Intorno al tempo in cui Seoul cadde sotto il controllo degli eserciti comunisti, il vescovo Byrne disse a tutti i sacerdoti stranieri di fuggire verso sud, mentre egli rifiutò l’opportunità offertagli dall’Ambasciata degli Stati Uniti di lasciare la città di Seoul e rimase per dare assistenza spirituale ai sacerdoti e ai fedeli coreani che vi erano rimasti. Poco dopo fu arrestato e portato a Pyongyang, la capitale nordcoreana, dai comunisti con molti altri sacerdoti e religiosi stranieri e altri prigionieri civili coreani. Fu martirizzato durante la cosiddetta “Marcia della morte”. Il martirio di vescovo Patrick Byrne non può essere altro che un nobile atto che testimonia l’amore per il popolo e la Chiesa in Corea per cui ha voluto sacrificarsi a nome del Santo Padre. La causa di beatificazione per lui è attualmente in corso insieme a quelle di altri 80 martiri.

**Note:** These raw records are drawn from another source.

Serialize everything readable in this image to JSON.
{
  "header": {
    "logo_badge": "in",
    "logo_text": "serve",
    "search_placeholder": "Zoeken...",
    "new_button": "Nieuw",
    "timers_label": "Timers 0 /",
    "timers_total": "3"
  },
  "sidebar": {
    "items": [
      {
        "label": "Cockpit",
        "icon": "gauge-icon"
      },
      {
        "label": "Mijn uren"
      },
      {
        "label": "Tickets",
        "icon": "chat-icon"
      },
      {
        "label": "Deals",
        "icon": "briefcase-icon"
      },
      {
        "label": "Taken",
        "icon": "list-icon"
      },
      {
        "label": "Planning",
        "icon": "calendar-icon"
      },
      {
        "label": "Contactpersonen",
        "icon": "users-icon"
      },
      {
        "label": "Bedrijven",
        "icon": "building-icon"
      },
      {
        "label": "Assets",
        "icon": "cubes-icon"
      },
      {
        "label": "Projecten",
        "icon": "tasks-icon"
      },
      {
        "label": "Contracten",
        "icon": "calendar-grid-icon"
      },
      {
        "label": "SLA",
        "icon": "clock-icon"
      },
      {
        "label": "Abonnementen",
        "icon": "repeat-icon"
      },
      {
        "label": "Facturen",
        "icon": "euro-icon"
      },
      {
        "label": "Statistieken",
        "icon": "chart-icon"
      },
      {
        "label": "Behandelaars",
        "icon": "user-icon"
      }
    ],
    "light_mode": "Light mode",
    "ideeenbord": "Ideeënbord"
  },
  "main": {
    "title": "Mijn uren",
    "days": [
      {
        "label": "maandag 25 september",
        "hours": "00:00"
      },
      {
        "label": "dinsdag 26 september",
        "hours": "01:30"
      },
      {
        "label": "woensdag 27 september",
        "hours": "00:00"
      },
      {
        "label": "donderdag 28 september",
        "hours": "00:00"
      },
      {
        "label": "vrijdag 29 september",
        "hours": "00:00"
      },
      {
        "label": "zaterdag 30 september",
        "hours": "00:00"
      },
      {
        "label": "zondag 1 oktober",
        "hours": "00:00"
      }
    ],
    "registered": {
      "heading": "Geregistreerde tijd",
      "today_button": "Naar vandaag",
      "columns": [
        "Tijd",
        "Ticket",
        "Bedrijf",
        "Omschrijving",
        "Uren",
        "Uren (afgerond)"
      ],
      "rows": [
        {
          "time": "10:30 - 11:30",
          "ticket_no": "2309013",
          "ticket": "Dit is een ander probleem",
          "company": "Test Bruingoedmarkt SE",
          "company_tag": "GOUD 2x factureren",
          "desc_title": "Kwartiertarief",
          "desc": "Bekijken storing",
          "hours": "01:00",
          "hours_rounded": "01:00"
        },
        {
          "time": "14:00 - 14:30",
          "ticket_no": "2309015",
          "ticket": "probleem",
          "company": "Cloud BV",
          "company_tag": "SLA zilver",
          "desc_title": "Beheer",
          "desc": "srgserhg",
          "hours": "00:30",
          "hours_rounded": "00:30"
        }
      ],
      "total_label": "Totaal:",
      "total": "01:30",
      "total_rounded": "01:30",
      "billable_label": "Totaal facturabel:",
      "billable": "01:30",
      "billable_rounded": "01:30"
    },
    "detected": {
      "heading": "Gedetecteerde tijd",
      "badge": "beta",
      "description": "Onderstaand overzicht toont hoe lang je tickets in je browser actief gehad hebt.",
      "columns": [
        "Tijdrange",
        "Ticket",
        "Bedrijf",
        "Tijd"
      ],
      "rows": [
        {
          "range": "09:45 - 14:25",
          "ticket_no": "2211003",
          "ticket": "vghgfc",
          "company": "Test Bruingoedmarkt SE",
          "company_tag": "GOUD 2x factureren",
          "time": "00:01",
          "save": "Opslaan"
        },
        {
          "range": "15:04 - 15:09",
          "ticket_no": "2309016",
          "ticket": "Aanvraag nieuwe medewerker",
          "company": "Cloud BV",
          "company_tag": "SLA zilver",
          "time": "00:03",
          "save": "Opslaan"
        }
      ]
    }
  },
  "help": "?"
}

È da sottolineare che l’esempio di vescovo Patrick Byrne, Delegato apostolico in Corea, in effetti, dimostra bene l’identità dei diplomatici vaticani. Cioè, il diplomatico vaticano, ben distinto da un diplomatico di qualsiasi altro Paese che dà la priorità agli interessi del proprio Paese, prima di essere un diplomatico, è innanzitutto un sacerdote, che dà la priorità agli interessi dei fedeli e, in definitiva, a quelli del mondo intero, mettendo a rischio anche la propria vita nello svolgere la propria missione.

Conclusione

L’aiuto che la Santa Sede ha fornito al popolo coreano nel processo della costruzione della sua neonata nazione rappresenta un eccellente esempio della diplomazia vaticana. Infatti, la Santa Sede persegue attraverso le attività diplomatiche l’obiettivo di promuovere il bene comune di tutti i popoli del mondo, di contribuire al loro autentico sviluppo, salvaguardando e promuovendo il bene della Chiesa. La Corea, a sua volta, è pronta a collaborare con la Santa Sede, la «voce che la coscienza umana attende»11, per promuovere la cultura della vita, la riconciliazione, la pace duratura e l’autentico sviluppo umano non solo nella penisola coreana ma anche nel villaggio globale.

di Thomas Hong-Soon Han
Professore Emerito della Hankuk University of Foreign Studies già Ambasciatore della Repubblica di Corea presso la Santa Sede


1) The Catholic Foreign Mission Society of America-Maryknoll Fathers & Brothers
2) Sacra Congregatio de Propaganda Fide, Decretum Pro Missionibus Coreae Visitator Apostolicus Nominatur, aas, Commentarium Officiale, Annus XXXIX, Series ii, Vol. XIV, p. 463.
3) Beato Pio IX, Enciclica Qui Pluribus (1846), 17.
4) Raymond A. Lane, Ambassador in Chains, New York, P.J. Kenedy & Sons, 1955, p. 182.
5) Cfr. Olivier Sibre, La Saint-Siège et L’extrême-Orient (Chine, Corée, Japon): de Léon XIII à Pie XII (1880-1952), Rome, École française de Rome, 2012, p. 751
6) Ibid.
7) Ibid.
8) Olivier Sibre, op. cit., p. 750.
9) Ibid., p. 764.
10) Maryknoll Mission Archives, Letter of Cardinal Fumasoni-Biondi, Prefect of the Congregation de Propaganda Fide, to Bishop Raymond Lane, Superior General of the Society of the Maryknoll Society, January 10, 1949.
11) Cfr. San Giovanni Paolo II, Discorso al Corpo Diplomatico accreditato presso la Santa Sede, 10, 9 gennaio 1995.